Street Racer is a 1977 racing video game developed and published by Atari, Inc. for the Atari Video Computer System, later known as the Atari 2600. It was released in September 1977 as one of the nine launch titles for the system. It was programmed by Larry Kaplan. The game was also published by Sears for their Tele-Games product line as Speedway II.

== Gameplay ==

Gameplay screenshot

Street Racer was one of the two launch titles programmed by Kaplan; Air-Sea Battle was the other. Street Racer offered 27 game variations, grouped into the following sub-games:
- 1–6: Street racer
- 7–12: Slalom
- 13–16: Dodgem
- 17–20: Jet shooter
- 21–24: Number cruncher
- 25–27: Scoop ball

Each of the sub-games has roughly the same gameplay: the player controls a vehicle that must avoid or collect certain objects as they scroll down the screen. Between one and four players can compete simultaneously by using the paddle controllers, which allow the vehicle to move left and right along the bottom of the screen. If a one-player game is selected, the player competes with a static computer opponent that allows objects to collide with it or pass by.

==Development==
As one of the earliest games written for the platform, Street Racer suffered from unattractive, blocky graphics. According to Kaplan himself, later racing games released for the Atari, such as Activision's 1982 games Barnstorming and Grand Prix, were able to offer improved graphics and gameplay. In a 2007 interview with Digital Press, Kaplan was asked what he would change about any of the games he had written:

Street Racer is the game that lacks good game play. I took out the moving playfield because it didn't flow right (it tended to flicker). If I could change the game to have a smooth-scrolling playfield, it would make the game play better.
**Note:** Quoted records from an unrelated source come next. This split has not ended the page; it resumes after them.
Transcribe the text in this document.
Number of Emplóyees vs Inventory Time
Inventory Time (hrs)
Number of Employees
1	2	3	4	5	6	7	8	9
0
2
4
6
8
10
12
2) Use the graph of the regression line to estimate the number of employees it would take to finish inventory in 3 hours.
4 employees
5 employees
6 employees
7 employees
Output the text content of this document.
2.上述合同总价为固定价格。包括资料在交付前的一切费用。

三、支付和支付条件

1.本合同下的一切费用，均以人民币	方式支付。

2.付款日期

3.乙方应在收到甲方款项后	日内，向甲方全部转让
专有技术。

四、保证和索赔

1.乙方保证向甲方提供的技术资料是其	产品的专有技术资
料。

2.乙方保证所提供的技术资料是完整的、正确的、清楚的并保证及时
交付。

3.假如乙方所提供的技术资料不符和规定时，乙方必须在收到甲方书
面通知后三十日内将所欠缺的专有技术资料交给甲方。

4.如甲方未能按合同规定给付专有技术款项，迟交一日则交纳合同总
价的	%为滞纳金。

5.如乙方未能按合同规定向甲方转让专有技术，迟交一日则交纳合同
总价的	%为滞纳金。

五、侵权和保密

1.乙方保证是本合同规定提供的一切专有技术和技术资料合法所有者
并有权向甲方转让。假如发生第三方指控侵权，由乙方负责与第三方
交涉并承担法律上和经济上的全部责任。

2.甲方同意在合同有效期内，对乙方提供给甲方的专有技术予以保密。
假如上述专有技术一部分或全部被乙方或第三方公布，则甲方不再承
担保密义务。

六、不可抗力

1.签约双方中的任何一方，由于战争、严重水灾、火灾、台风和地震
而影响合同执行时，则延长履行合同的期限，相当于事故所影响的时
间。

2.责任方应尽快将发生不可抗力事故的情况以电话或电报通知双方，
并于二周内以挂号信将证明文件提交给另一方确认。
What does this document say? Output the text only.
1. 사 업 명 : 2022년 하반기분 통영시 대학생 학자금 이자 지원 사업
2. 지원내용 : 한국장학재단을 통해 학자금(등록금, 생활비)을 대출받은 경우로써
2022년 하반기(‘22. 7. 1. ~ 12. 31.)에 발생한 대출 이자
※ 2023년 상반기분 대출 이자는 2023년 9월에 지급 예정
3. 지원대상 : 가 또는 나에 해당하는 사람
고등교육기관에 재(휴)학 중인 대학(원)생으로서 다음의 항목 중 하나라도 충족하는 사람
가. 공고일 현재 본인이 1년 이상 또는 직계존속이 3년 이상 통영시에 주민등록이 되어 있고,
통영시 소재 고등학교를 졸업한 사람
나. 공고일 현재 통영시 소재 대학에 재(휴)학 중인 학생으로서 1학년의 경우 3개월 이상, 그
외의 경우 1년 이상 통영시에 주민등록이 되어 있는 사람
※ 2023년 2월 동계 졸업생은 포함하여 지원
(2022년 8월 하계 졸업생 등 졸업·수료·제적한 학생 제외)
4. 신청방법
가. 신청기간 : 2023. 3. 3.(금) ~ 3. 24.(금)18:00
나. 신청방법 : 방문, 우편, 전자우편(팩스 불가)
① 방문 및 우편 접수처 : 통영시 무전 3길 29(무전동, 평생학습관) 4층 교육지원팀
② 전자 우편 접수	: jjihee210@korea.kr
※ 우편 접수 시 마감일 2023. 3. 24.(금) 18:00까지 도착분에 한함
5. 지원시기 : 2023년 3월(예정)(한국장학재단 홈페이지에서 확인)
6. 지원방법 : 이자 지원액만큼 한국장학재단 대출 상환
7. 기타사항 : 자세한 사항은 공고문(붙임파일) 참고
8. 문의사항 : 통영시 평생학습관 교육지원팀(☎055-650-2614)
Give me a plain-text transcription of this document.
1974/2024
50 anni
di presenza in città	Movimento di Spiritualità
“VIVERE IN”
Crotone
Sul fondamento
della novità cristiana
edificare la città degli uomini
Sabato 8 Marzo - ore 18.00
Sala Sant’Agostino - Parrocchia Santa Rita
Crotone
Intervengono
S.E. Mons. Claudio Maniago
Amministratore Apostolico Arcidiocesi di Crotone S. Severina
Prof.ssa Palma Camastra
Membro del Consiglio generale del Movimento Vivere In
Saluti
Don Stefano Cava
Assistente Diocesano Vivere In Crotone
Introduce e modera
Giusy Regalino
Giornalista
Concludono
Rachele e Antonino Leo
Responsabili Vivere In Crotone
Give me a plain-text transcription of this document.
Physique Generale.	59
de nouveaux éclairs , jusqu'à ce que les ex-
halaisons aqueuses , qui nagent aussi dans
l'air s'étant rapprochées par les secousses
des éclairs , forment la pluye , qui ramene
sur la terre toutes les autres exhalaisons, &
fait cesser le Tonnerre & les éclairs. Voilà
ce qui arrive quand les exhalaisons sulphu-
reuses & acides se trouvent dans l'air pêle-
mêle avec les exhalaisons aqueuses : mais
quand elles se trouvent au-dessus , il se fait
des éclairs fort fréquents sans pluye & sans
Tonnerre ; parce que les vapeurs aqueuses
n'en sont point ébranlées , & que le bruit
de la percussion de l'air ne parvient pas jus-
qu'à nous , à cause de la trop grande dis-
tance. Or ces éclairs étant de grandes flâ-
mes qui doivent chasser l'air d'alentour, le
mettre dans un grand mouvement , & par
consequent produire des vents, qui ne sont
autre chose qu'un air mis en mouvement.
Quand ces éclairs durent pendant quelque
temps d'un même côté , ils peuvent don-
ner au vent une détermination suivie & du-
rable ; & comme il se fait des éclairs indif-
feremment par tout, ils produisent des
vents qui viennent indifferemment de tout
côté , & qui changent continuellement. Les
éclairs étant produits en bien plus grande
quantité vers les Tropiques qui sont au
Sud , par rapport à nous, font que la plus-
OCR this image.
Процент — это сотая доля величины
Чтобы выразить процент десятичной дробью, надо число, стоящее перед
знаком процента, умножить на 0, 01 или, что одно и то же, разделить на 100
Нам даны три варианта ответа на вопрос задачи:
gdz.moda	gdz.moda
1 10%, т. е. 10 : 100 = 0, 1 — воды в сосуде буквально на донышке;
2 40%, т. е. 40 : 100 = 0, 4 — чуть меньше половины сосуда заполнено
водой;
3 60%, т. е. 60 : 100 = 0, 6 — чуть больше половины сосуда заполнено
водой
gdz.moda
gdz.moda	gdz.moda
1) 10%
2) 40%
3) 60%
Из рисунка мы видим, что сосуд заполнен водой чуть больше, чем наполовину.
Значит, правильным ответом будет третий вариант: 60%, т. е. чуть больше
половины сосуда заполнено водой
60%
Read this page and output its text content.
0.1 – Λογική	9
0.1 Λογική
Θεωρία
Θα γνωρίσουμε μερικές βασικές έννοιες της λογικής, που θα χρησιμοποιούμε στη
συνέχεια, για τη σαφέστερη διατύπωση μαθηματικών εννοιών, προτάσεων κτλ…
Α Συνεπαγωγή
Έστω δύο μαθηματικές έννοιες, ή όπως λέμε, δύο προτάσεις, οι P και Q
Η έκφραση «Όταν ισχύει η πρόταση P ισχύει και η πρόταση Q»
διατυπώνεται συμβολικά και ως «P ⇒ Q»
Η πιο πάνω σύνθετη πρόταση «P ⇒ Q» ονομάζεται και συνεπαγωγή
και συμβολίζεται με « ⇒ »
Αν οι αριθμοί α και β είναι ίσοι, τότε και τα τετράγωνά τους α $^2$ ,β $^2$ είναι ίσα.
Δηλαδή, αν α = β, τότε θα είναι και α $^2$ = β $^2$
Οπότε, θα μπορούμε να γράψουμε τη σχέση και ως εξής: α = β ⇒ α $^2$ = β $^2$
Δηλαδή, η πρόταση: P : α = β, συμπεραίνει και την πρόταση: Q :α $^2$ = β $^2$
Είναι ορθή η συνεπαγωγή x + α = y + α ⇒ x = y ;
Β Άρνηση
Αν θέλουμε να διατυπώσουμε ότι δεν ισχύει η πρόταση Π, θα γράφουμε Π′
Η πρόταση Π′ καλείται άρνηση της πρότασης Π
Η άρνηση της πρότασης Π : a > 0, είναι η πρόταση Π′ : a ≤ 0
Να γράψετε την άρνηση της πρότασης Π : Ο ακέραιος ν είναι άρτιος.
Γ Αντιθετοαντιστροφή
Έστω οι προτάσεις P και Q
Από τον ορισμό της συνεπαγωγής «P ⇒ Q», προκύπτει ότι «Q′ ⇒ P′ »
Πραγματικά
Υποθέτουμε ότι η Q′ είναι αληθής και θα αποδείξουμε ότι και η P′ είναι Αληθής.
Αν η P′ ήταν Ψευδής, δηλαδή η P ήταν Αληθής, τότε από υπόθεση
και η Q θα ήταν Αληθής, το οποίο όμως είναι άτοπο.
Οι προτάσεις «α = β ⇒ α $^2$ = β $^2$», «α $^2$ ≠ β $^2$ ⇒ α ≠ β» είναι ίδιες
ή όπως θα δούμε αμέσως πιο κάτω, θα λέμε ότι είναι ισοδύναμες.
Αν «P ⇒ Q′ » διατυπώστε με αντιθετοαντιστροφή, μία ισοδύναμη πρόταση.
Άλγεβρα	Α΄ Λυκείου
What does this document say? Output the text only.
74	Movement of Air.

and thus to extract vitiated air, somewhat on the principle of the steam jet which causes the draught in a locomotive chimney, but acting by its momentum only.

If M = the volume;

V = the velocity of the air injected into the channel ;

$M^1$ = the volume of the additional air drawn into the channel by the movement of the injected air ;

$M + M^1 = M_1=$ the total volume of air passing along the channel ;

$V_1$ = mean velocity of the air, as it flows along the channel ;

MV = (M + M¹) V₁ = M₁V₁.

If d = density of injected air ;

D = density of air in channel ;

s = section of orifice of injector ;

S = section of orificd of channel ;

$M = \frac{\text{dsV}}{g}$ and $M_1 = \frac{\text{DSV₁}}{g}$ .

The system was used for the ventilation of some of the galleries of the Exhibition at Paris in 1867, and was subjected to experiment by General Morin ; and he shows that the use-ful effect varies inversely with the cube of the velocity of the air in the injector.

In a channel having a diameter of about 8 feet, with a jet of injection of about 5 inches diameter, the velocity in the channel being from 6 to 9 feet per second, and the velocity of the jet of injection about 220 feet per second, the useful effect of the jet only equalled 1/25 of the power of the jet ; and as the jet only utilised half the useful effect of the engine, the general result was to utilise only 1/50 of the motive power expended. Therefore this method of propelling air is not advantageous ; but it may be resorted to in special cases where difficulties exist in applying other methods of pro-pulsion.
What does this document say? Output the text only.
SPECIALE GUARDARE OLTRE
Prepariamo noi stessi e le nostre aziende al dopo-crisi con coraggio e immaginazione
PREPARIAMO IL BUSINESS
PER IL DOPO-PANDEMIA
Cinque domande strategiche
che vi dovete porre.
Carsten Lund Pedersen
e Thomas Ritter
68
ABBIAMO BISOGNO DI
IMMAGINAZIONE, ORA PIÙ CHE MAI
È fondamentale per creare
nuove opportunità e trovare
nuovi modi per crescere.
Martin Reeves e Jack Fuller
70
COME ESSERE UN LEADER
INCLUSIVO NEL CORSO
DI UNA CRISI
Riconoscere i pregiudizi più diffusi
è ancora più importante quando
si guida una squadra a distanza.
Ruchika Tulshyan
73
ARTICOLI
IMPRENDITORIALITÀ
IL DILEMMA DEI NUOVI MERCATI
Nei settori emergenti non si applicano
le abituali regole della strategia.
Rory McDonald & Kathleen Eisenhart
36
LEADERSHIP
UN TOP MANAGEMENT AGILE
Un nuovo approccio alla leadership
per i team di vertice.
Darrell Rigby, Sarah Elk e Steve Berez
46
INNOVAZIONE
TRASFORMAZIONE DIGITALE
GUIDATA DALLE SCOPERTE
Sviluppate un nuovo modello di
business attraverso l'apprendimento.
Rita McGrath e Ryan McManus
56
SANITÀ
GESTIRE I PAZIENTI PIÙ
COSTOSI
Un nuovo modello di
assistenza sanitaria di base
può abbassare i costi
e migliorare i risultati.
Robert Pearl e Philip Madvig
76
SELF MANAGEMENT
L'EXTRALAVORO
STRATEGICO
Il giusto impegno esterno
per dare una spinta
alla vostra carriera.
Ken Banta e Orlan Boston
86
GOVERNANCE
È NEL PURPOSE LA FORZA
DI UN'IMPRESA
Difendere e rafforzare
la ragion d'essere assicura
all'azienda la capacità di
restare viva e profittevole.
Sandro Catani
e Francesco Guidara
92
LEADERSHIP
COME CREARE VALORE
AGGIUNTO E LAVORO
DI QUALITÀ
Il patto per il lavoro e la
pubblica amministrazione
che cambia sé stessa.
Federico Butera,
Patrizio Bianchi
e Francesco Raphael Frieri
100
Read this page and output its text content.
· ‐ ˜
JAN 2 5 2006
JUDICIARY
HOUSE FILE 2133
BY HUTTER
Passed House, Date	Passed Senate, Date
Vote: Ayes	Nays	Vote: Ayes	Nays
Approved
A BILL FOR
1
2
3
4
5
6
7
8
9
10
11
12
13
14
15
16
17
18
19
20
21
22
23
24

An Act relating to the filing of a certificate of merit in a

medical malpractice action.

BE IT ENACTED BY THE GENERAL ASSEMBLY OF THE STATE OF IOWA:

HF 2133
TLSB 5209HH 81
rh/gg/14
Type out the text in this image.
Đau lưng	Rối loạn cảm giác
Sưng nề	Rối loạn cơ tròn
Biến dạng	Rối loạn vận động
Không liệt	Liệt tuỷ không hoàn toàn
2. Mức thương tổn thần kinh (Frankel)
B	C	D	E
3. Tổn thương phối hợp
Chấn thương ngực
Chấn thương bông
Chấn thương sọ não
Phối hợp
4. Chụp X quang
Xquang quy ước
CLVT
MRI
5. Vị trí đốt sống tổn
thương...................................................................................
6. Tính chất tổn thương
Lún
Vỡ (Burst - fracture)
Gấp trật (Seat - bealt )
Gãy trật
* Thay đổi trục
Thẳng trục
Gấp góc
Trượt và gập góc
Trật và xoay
Kaplan went on to become one of the founders of Activision where he developed Kaboom!, one of the 10 top-selling games for the Atari 2600.

== Reception ==
Street Racer was reviewed in Video magazine as part of a general review of the Atari VCS where it was given a review score of 5.5 out of 10. The game did not age well and modern critics have given it poor reviews as well. Gamasutra have described the "Number cruncher" sub-game as a highlight of the game.